#Load require packages
library(ggplot2)
library(FactoMineR)
library(factoextra)
## Welcome! Want to learn more? See two factoextra-related books at https://goo.gl/ve3WBa
library(kableExtra)
library(dplyr)
##
## Attaching package: 'dplyr'
## The following object is masked from 'package:kableExtra':
##
## group_rows
## The following objects are masked from 'package:stats':
##
## filter, lag
## The following objects are masked from 'package:base':
##
## intersect, setdiff, setequal, union
#Load data set
GSE55763_100 <- read.csv("GSE55763_merged.csv", header = TRUE, stringsAsFactors = FALSE)
#Verify dimensions and first rows
dim(GSE55763_100)
## [1] 2664 103
head(GSE55763_100,3)
Convert variables in the correct type:
GSE55763_100$age <- as.numeric(GSE55763_100$age)
GSE55763_100$gender <- factor(GSE55763_100$gender, levels = c("M", "F"))
Visualizations
Age
ggplot(GSE55763_100, aes(x = age)) +
geom_histogram(binwidth = 5, fill = "violet", color = "black") +
theme_minimal() +
labs(title = "Age Distribution", x = "Age", y = "Samples")
Gender
ggplot(GSE55763_100, aes(x = gender, fill = gender)) +
geom_bar() +
scale_fill_manual(values = c("steelblue", "pink")) +
theme_minimal() +
labs(title = "Gender Distribution", x = "Gender", y = "Samples")
Verify missing values
n_samples <- nrow(GSE55763_100)
na_per_var <- colSums(is.na(GSE55763_100))

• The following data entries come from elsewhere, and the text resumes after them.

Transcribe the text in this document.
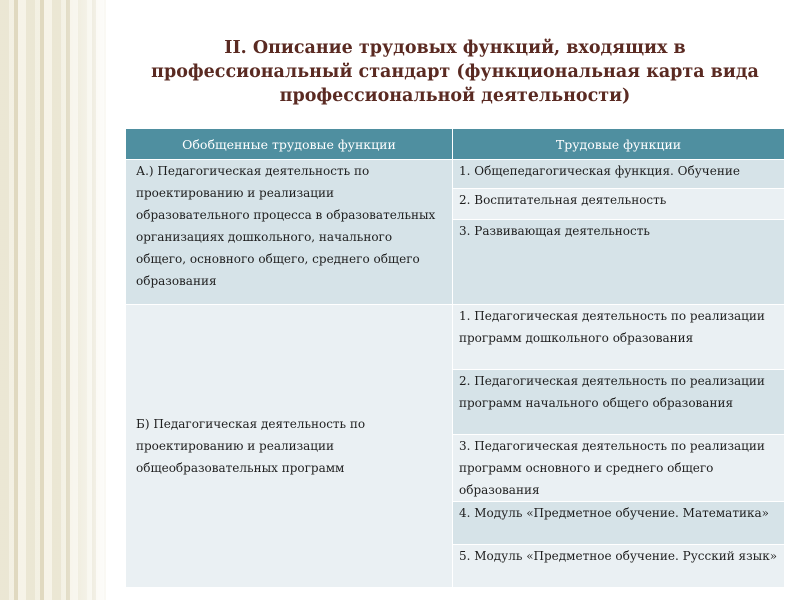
II. Описание трудовых функций, входящих в
профессиональный стандарт (функциональная карта вида
профессиональной деятельности)
Обобщенные трудовые функции	Трудовые функции
А.) Педагогическая деятельность по проектированию и реализации образовательного процесса в образовательных организациях дошкольного, начального общего, основного общего, среднего общего образования	1. Общепедагогическая функция. Обучение
	2. Воспитательная деятельность
	3. Развивающая деятельность
Б) Педагогическая деятельность по проектированию и реализации общеобразовательных программ	1. Педагогическая деятельность по реализации программ дошкольного образования
	2. Педагогическая деятельность по реализации программ начального общего образования
	3. Педагогическая деятельность по реализации программ основного и среднего общего образования
	4. Модуль «Предметное обучение. Математика»
	5. Модуль «Предметное обучение. Русский язык»
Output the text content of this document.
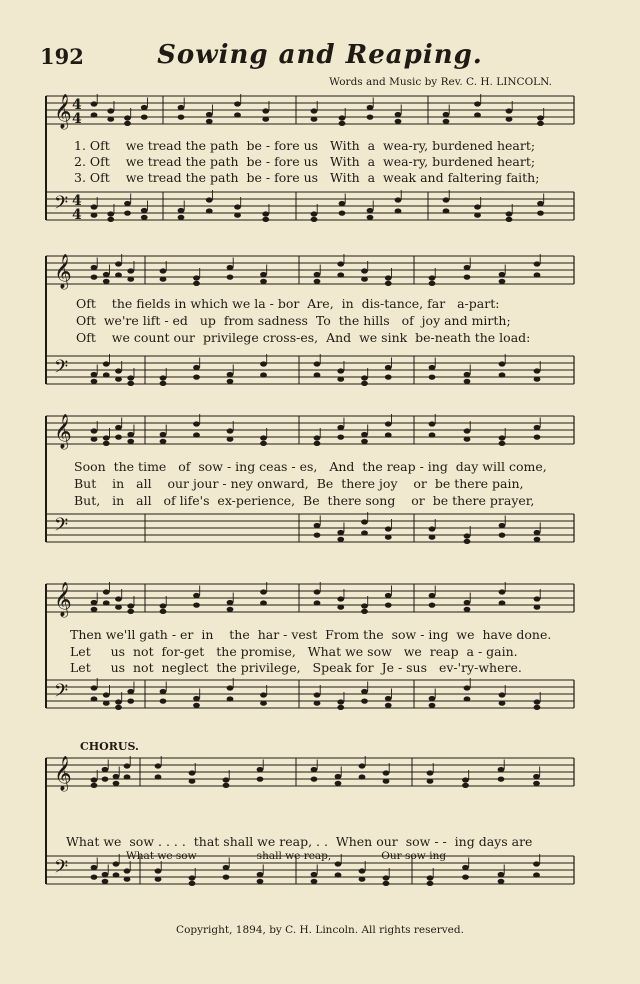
192	Sowing and Reaping.
Words and Music by Rev. C. H. LINCOLN.
𝄞
𝄢
𝄞
𝄢
𝄞
𝄢
𝄞
𝄢
𝄞
𝄢
4
4
4
4
1. Oft    we tread the path  be - fore us   With  a  wea-ry, burdened heart;
2. Oft    we tread the path  be - fore us   With  a  wea-ry, burdened heart;
3. Oft    we tread the path  be - fore us   With  a  weak and faltering faith;
Oft    the fields in which we la - bor  Are,  in  dis-tance, far   a-part:
Oft  we're lift - ed   up  from sadness  To  the hills   of  joy and mirth;
Oft    we count our  privilege cross-es,  And  we sink  be-neath the load:
Soon  the time   of  sow - ing ceas - es,   And  the reap - ing  day will come,
But    in   all    our jour - ney onward,  Be  there joy    or  be there pain,
But,   in   all   of life's  ex-perience,  Be  there song    or  be there prayer,
Then we'll gath - er  in    the  har - vest  From the  sow - ing  we  have done.
Let     us  not  for-get   the promise,   What we sow   we  reap  a - gain.
Let     us  not  neglect  the privilege,   Speak for  Je - sus   ev-'ry-where.
CHORUS.
What we  sow . . . .  that shall we reap, . .  When our  sow - -  ing days are
What we sow                  shall we reap,               Our sow-ing
Copyright, 1894, by C. H. Lincoln. All rights reserved.
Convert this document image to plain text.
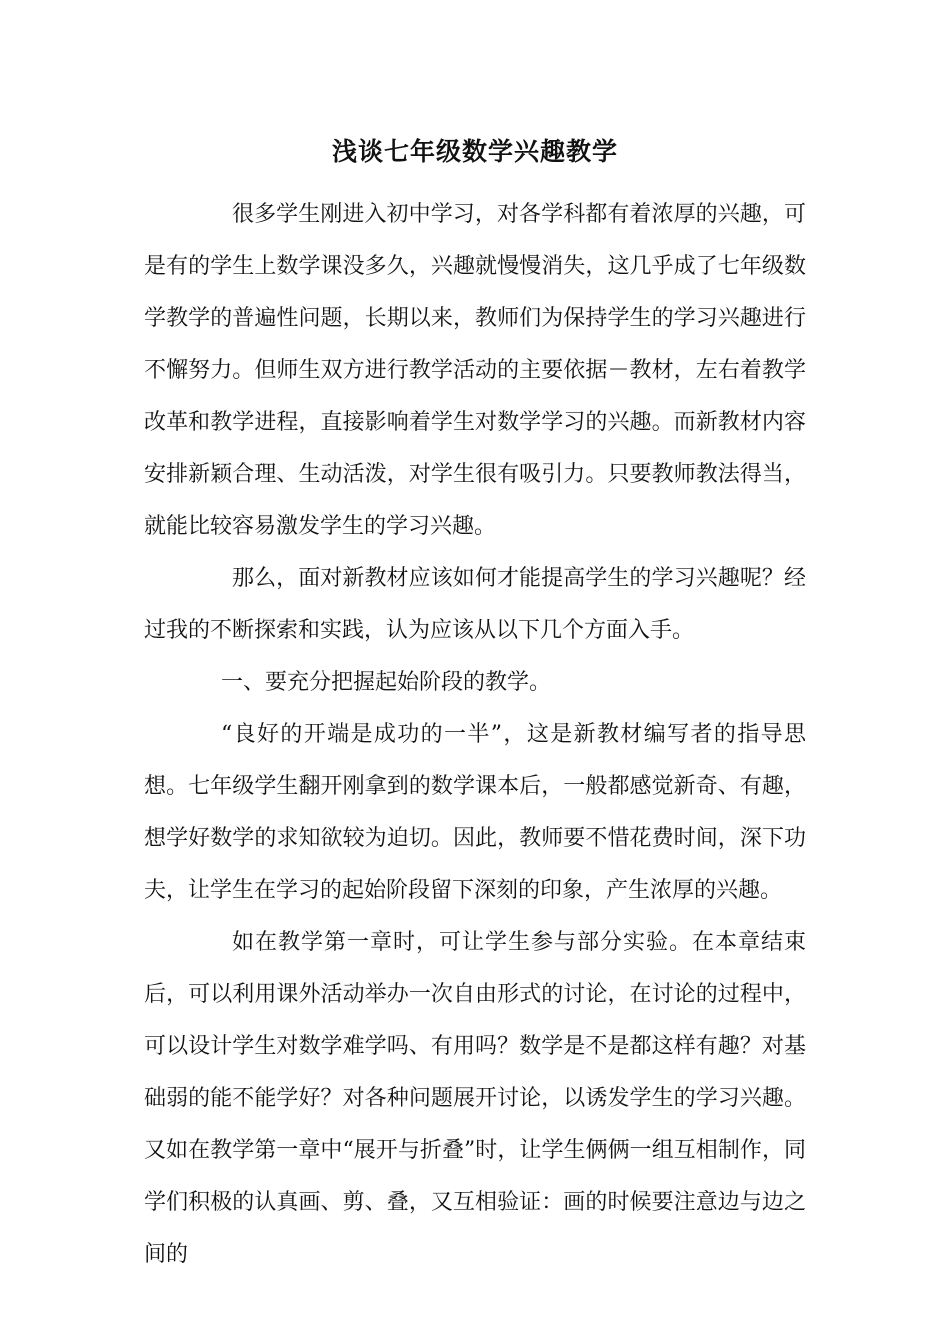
浅谈七年级数学兴趣教学

很多学生刚进入初中学习，对各学科都有着浓厚的兴趣，可是有的学生上数学课没多久，兴趣就慢慢消失，这几乎成了七年级数学教学的普遍性问题，长期以来，教师们为保持学生的学习兴趣进行不懈努力。但师生双方进行教学活动的主要依据－教材，左右着教学改革和教学进程，直接影响着学生对数学学习的兴趣。而新教材内容安排新颖合理、生动活泼，对学生很有吸引力。只要教师教法得当，就能比较容易激发学生的学习兴趣。

那么，面对新教材应该如何才能提高学生的学习兴趣呢？经过我的不断探索和实践，认为应该从以下几个方面入手。

一、要充分把握起始阶段的教学。

“良好的开端是成功的一半”，这是新教材编写者的指导思想。七年级学生翻开刚拿到的数学课本后，一般都感觉新奇、有趣，想学好数学的求知欲较为迫切。因此，教师要不惜花费时间，深下功夫，让学生在学习的起始阶段留下深刻的印象，产生浓厚的兴趣。

如在教学第一章时，可让学生参与部分实验。在本章结束后，可以利用课外活动举办一次自由形式的讨论，在讨论的过程中，可以设计学生对数学难学吗、有用吗？数学是不是都这样有趣？对基础弱的能不能学好？对各种问题展开讨论，以诱发学生的学习兴趣。又如在教学第一章中“展开与折叠”时，让学生俩俩一组互相制作，同学们积极的认真画、剪、叠，又互相验证：画的时候要注意边与边之间的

na_per_var <- na_per_var[na_per_var > 0]
na_df <- data.frame(
Variable = names(na_per_var),
Missing = as.numeric(na_per_var),
row.names = NULL
) %>%
filter(Missing > 0) %>%
arrange(desc(Missing))
na_df %>%
kable("html", caption = "Variables with missing values") %>%
kable_styling(bootstrap_options = c("striped", "hover", "condensed"),
full_width = FALSE)
Variable | Missing |
---|---|
cg03429968 | 59 |
cg04146137 | 45 |
cg02455868 | 3 |
cg00120358 | 3 |
cg03598412 | 2 |
cg00413097 | 1 |
cg01794405 | 1 |
cg03142837 | 1 |
cg02481741 | 1 |
cg02636585 | 1 |
cg01444413 | 1 |
cg03962463 | 1 |
# Total number of values in the dataset
total_values <- nrow(GSE55763_100) * ncol(GSE55763_100)
# Total number of missing values
total_missing <- sum(is.na(GSE55763_100))
# Percentage of missing values
missing_pct <- (total_missing / total_values) * 100
# Print summary
cat(sprintf("The dataset contains %d missing values (%.4f%%).\n",
total_missing, missing_pct))
## The dataset contains 119 missing values (0.0434%).
In this case, missing values are assumed to be Missing Completely at Random (MCAR) and will be imputed using the median of each CpG.
X_cpg <- GSE55763_100[, 4:103] #select cpg columns
# Impute missing values using the median
X_cpg_imputed <- as.data.frame(lapply(X_cpg, function(x) {
x[is.na(x)] <- median(x, na.rm = TRUE)
return(x)
}))
GSE55763_100_imputed <- cbind(GSE55763_100[, 1:3], X_cpg_imputed) #combine with other variables
sum(is.na(GSE55763_100_imputed)) #verify NAs
## [1] 0
# Save imputed daat set
write.csv(GSE55763_100_imputed, file = "GSE55763_100_imputed.csv", row.names = FALSE)
PCA
X_cpg_scaled <- scale(X_cpg_top30)
pca_res <- PCA(X_cpg_scaled, graph = FALSE)
fviz_pca_ind(pca_res,
geom.ind = "point",
pointsize = 1.5,
alpha.ind = 0.6, # transparency
col.ind = GSE55763_100_imputed$gender,
palette = c("blue", "red"),
addEllipses = TRUE)
# Show only top 10 contributing CpGs
fviz_pca_var(pca_res, col.var = "contrib",
select.var = list(contribution = 10)) +
theme_minimal()
CpG | Contribution |
---|---|
cg03052760 | 19.678355 |
cg02481741 | 14.334416 |
cg00414013 | 10.944840 |
cg00176657 | 10.345763 |
cg03962463 | 10.024569 |
cg02890642 | 10.023807 |
cg04111436 | 9.459641 |
cg02065717 | 8.926222 |
cg02636585 | 8.462062 |
cg02100365 | 8.291989 |
The top 10 CpGs contributing most to PC1 and PC2 capture the main sources of variation in the dataset.